The man who blew himself up at a mosque in Kuwait on Friday, killing at least 27 people, had just flown in from Saudi Arabia, officials said Monday.
Kuwaiti officials had previously identified the bomber as a Saudi citizen. Authorities in Bahrain said the bomber flew through Bahrain and arrived in Kuwait on Friday.
“The person responsible for the terrorist blast in Kuwait arrived at Bahrain International Airport from Riyadh on June 25 on Gulf Air flight 170 at 10:40 pm.,” Bahrain’s Ministry of Information said. “He remained in Bahrain transit area until he left for Kuwait on Gulf Air flight 211 at 1:10 on Friday June 26.”
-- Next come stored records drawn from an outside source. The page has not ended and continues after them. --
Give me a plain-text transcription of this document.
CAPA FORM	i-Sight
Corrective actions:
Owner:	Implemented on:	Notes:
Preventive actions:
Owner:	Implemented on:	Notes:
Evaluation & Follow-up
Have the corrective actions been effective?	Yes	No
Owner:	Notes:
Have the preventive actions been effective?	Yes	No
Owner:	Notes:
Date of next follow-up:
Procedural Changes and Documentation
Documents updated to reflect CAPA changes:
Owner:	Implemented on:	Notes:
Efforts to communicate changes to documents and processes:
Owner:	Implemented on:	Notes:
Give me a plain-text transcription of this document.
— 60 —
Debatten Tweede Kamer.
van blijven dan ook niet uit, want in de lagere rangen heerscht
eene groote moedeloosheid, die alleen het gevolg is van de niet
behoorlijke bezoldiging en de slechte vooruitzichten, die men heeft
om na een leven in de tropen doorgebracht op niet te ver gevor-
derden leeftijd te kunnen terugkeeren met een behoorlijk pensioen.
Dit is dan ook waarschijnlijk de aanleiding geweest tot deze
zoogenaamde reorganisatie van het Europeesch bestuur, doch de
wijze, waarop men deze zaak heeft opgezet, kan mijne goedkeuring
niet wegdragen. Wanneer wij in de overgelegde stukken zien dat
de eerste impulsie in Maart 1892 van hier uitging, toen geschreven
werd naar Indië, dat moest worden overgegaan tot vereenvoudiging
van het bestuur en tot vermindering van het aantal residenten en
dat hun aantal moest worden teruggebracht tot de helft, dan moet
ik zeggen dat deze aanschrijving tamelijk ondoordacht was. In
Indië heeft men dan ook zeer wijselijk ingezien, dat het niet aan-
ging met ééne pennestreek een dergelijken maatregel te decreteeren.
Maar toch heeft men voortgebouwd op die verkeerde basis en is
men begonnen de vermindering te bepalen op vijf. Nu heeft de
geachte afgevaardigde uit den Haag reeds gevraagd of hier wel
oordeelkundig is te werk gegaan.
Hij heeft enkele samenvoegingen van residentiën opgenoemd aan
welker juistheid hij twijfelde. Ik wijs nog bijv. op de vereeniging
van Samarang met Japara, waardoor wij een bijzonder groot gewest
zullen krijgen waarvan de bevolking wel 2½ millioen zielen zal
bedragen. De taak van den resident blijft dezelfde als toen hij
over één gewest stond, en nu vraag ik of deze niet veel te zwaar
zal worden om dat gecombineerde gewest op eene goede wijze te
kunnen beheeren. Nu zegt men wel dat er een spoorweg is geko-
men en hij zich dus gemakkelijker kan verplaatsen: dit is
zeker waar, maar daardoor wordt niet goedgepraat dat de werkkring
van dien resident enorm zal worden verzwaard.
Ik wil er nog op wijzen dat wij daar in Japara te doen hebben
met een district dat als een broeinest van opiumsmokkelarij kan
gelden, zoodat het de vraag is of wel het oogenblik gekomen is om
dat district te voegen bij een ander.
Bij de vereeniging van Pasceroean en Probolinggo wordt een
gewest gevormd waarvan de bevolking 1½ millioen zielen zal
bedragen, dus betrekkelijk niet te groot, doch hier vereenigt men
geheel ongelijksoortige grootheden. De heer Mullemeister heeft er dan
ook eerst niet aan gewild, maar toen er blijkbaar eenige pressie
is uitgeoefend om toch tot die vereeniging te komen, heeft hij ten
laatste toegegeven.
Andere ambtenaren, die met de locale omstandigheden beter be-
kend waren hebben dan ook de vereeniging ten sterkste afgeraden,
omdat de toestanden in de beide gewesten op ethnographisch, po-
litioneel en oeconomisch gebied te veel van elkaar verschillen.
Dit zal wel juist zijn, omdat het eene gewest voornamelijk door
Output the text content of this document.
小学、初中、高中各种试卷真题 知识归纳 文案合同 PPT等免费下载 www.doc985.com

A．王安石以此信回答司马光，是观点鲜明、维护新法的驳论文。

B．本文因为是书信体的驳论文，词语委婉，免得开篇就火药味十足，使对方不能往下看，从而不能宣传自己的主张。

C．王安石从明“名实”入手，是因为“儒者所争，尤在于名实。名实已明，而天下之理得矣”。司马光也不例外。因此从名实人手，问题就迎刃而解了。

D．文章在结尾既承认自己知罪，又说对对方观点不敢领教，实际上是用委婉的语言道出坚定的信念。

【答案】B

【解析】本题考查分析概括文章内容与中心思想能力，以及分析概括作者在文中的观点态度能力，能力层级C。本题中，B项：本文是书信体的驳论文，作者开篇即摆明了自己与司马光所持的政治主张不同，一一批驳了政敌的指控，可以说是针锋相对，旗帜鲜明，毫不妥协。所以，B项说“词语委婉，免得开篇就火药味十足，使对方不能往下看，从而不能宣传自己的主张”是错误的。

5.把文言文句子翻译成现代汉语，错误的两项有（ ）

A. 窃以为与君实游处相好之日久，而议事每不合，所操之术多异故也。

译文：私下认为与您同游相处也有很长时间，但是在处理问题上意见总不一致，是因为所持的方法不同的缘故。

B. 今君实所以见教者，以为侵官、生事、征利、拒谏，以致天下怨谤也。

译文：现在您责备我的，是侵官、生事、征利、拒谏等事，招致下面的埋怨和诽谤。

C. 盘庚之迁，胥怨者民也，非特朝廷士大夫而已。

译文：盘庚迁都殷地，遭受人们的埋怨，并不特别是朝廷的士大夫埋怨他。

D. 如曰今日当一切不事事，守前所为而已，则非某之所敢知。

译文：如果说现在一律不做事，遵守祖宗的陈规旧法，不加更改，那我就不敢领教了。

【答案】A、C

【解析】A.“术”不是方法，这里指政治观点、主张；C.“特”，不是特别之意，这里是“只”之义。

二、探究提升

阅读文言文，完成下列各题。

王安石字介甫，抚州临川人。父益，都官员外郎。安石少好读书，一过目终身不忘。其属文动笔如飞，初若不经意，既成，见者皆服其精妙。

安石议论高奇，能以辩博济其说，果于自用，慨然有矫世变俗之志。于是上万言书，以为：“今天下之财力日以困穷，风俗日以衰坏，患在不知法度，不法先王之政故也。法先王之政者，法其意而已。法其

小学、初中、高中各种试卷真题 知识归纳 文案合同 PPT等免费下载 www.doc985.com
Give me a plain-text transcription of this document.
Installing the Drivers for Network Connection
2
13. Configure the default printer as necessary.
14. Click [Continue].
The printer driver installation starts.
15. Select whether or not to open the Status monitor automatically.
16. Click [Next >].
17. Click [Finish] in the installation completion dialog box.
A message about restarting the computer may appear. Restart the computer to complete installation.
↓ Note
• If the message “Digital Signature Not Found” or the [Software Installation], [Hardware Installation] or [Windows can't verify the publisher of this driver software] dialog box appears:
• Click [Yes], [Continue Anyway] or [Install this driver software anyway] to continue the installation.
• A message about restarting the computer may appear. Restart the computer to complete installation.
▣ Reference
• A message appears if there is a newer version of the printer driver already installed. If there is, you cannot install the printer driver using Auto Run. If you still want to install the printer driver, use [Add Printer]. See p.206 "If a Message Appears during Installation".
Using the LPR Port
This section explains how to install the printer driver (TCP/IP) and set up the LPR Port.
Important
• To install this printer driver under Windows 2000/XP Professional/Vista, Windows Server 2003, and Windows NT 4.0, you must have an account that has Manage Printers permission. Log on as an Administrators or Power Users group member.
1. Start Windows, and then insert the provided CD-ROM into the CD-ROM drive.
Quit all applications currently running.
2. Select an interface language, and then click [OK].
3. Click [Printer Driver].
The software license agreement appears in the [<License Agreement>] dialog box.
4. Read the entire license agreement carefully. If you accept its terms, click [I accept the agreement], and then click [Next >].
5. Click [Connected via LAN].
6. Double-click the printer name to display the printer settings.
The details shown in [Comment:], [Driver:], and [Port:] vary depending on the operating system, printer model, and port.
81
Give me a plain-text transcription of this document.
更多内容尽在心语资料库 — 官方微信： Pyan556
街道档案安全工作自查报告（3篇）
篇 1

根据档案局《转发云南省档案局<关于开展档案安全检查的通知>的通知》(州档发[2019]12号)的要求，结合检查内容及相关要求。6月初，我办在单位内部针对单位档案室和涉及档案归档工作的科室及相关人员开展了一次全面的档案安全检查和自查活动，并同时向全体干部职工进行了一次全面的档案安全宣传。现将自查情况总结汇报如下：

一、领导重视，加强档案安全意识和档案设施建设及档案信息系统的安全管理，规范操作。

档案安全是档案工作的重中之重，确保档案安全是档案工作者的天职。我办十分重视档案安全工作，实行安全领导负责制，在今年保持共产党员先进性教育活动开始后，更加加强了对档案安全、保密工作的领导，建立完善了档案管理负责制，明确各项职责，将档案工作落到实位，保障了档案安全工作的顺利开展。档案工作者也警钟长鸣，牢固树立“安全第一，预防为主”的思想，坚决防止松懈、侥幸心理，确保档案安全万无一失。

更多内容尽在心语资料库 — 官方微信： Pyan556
Also, on social media, the terrorist group ISIS posted what it said was an audio message from the bomber, whom it called Abu Suleiman al-Muwahid — presumably the man’s nom de guerre. In the message, which the bomber called his “will to my brothers and to my enemies,” he waned that “what comes next will be worse and more bitter.”
Kuwait’s Interior Ministry identified the attacker on Sunday as Fahad Suleiman Abdulmohsen al-Gabbaa.
Driver, landlord arrested
The bomb ripped through Al-Sadiq mosque during Friday prayers — a time when, more than any other, mosques are packed with worshipers.
It was the worst terrorist attack Kuwait had seen in years, and one of three that took place on three different continents Friday.
Kuwaiti police said they had arrested the man who drove the bomber to the mosque, the country’s state-run Kuwait News Agency reported early Sunday. They identified him as Abdulrahman Sabah Eidan Saud, whom they said was as an “illegal resident” born in 1989.
In addition, police said they had arrested the driver’s landlord, whom who they said was the “bearer of fundamentalist and deviant ideology.”
A message of unity
Beyond the immediate investigation looms the issue of preventing such attacks in the future and ensuring that ISIS, which is wreaking havoc in neighboring Iraq and also has claimed attacks in Saudi Arabia, cannot do the same in Kuwait.
Kuwaiti newspapers Saturday carried messages of unity in this emirate, where Shias are one-third of the population.
“The huge turnout of mourners shows today, this society rejects all divisions and sectarian rifts,” said Speaker of the Parliament Marzouq Al-Ghanim. “The objective of the criminal terrorist act failed miserably since it sought to sow the seeds of division and sectarian strife,” he said.